Babies are sick, man

birth, babies, bodies, breastfeeding, family & parenting / Monday, March 14th, 2011

A few posts ago I talked of counting out the newborn days in the cast-off crescent moons of his perfect fingernails. While I am still a sucker for the beauty of small babies and their magnificently tiny thumbs (how can something so small demonstrate such destiny and difference from our brother apes?) I realise such wistful thinking is always a challenge to the Gods.
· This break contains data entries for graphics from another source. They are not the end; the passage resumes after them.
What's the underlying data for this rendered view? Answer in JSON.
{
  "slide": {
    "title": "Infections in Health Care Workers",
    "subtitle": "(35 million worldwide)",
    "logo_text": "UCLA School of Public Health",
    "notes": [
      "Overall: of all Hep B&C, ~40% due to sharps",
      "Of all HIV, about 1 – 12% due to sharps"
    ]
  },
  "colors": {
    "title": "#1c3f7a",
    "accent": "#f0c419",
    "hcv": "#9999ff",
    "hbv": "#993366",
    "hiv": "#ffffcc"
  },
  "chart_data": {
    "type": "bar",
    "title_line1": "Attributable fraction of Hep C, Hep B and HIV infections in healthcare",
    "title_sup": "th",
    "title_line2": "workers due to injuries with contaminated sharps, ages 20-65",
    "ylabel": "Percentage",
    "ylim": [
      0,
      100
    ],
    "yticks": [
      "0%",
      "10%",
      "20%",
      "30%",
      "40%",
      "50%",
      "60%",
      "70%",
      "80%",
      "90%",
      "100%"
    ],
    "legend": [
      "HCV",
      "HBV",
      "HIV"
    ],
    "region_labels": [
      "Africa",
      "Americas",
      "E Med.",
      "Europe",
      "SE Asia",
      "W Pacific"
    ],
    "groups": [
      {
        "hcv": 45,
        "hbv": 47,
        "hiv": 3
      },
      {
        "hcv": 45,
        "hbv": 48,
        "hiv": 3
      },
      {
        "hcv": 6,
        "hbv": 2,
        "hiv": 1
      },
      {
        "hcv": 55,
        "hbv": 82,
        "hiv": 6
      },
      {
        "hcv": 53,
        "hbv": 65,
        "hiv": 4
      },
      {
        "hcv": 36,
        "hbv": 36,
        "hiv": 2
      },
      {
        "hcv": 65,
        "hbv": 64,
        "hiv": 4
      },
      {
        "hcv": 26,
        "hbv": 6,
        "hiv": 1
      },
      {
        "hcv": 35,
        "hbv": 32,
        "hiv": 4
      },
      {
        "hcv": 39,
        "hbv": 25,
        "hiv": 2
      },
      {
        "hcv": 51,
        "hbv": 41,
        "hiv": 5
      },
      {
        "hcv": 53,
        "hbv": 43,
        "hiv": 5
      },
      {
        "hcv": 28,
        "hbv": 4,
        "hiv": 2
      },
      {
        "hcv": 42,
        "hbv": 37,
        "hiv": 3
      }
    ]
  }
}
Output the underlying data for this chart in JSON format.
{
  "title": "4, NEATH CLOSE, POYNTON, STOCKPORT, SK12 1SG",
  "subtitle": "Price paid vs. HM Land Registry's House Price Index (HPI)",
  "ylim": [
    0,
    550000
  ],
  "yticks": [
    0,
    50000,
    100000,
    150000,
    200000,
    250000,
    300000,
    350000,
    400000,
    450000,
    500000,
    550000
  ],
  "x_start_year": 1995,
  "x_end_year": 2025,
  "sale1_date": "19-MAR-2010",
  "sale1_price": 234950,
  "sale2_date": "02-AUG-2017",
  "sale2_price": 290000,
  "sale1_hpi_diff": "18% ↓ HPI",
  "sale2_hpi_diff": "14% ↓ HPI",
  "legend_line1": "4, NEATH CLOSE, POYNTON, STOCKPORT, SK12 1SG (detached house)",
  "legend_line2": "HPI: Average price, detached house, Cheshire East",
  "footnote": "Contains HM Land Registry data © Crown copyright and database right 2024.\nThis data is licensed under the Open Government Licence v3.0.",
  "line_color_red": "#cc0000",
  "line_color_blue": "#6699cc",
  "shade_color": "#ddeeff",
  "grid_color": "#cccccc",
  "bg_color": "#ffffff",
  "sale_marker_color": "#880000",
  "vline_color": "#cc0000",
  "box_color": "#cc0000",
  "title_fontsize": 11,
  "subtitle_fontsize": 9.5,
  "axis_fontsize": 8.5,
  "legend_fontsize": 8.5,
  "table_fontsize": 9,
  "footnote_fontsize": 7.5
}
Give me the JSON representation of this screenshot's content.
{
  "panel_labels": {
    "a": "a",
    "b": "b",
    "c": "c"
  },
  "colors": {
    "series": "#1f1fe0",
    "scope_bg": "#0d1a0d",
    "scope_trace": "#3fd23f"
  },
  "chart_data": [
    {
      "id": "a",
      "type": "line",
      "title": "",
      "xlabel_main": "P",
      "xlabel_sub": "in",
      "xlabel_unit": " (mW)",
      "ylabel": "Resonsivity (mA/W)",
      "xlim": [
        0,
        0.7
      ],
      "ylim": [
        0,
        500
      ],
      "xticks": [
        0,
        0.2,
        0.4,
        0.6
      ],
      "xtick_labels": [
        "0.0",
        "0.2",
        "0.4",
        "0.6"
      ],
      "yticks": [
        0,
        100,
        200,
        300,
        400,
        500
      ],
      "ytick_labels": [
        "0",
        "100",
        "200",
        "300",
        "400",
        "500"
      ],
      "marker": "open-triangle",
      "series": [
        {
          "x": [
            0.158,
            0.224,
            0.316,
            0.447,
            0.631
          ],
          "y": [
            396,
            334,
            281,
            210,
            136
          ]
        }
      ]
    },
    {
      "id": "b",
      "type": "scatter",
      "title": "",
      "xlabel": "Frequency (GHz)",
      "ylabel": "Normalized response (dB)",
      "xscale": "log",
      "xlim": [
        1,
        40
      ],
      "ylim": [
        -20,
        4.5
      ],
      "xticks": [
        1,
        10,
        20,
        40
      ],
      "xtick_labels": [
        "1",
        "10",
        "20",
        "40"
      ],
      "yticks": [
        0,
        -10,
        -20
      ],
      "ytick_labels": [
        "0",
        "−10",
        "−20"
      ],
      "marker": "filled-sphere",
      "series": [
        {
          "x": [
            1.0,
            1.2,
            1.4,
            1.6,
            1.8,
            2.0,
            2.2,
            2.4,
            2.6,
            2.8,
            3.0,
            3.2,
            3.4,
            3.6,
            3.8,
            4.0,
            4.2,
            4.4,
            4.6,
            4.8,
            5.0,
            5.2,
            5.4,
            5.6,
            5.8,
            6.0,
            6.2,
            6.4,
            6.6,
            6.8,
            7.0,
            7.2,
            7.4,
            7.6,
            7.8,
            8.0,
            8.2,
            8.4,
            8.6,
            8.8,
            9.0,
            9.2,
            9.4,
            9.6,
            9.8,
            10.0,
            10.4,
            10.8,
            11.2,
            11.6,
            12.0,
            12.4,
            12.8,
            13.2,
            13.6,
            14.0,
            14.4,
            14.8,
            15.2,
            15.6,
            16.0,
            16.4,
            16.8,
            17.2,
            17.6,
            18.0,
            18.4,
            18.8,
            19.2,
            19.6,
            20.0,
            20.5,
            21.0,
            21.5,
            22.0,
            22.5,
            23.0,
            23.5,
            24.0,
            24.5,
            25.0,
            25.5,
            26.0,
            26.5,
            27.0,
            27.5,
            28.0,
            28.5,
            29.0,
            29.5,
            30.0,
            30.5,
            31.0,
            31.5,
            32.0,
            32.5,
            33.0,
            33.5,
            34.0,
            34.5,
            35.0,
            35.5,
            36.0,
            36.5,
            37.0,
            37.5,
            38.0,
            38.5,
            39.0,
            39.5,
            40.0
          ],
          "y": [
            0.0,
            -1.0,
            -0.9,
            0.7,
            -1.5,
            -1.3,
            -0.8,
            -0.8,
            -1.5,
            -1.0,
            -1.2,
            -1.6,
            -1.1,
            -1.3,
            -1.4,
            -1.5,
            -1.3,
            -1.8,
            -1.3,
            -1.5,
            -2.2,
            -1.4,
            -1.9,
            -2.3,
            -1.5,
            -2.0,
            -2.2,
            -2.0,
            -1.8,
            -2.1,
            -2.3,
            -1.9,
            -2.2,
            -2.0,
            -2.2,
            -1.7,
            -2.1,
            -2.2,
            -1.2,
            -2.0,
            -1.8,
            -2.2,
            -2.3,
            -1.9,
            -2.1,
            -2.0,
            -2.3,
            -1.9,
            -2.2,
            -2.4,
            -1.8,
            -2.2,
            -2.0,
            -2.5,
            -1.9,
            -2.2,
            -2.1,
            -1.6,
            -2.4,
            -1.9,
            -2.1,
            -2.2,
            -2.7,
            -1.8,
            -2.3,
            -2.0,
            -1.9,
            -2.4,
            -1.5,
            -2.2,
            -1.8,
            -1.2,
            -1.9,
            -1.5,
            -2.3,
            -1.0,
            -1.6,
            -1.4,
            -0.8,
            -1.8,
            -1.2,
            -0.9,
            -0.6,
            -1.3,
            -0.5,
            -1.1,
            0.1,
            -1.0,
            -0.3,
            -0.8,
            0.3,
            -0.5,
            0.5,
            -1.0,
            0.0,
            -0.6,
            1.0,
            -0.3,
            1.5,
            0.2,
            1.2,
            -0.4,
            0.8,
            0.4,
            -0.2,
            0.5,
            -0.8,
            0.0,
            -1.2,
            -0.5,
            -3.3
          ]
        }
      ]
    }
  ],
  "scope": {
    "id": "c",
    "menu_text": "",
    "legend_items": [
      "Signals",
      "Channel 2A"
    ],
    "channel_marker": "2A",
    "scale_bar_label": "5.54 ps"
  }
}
The new one is sick again. Yes, AGAIN, which gives me pause to marvel at another physical attribute. I mean seriously, little britches, how far can you puke? I realise rather than getting all TS Eliot I should actually be counting out my days in liqui-tabs which, for the record, we have used nine of since Saturday.
We’re talking full on Roman showers in thathousehold, from hair through top, bra and pants, on jeans, in socks, down my back, on tena ladies (that is not what they are for, my son). On Friday he sneezed sick into my mouth. Nothing says true love more than not dropping your child after such an act of involuntary indecency, or proves beyond doubt that babies really do have absolutely appalling manners.
Everything even vaguely porous that we own now has that seemingly transient, some times stronger than others, faint but also identifiable, whiff of milky puke on it. Worse, I seem to have developed a habit which is one part acrobatic superMum and the other total fracking loser. When he smiles his widest most loving smile and I realise a cascade is imminent instinct kicks in and I find myself contorting to catch the flow in my hand. What a party trick! That is, until I realise I am marooned stroking a screaming baby with one hand, a precarious puddle of puke in the other.
I’m told in Germany there is a saying along the lines of never buy a cat born at Christmas, the vet’s bills will bankrupt you. While I would never return newborn, there is something about wintery babes which makes me tempted to wrap mine in goosefat and keep him swaddled for a couple of years. That, or have more kids – my mother wisely counsels that a brood of four or more is preferable as one of them is always well.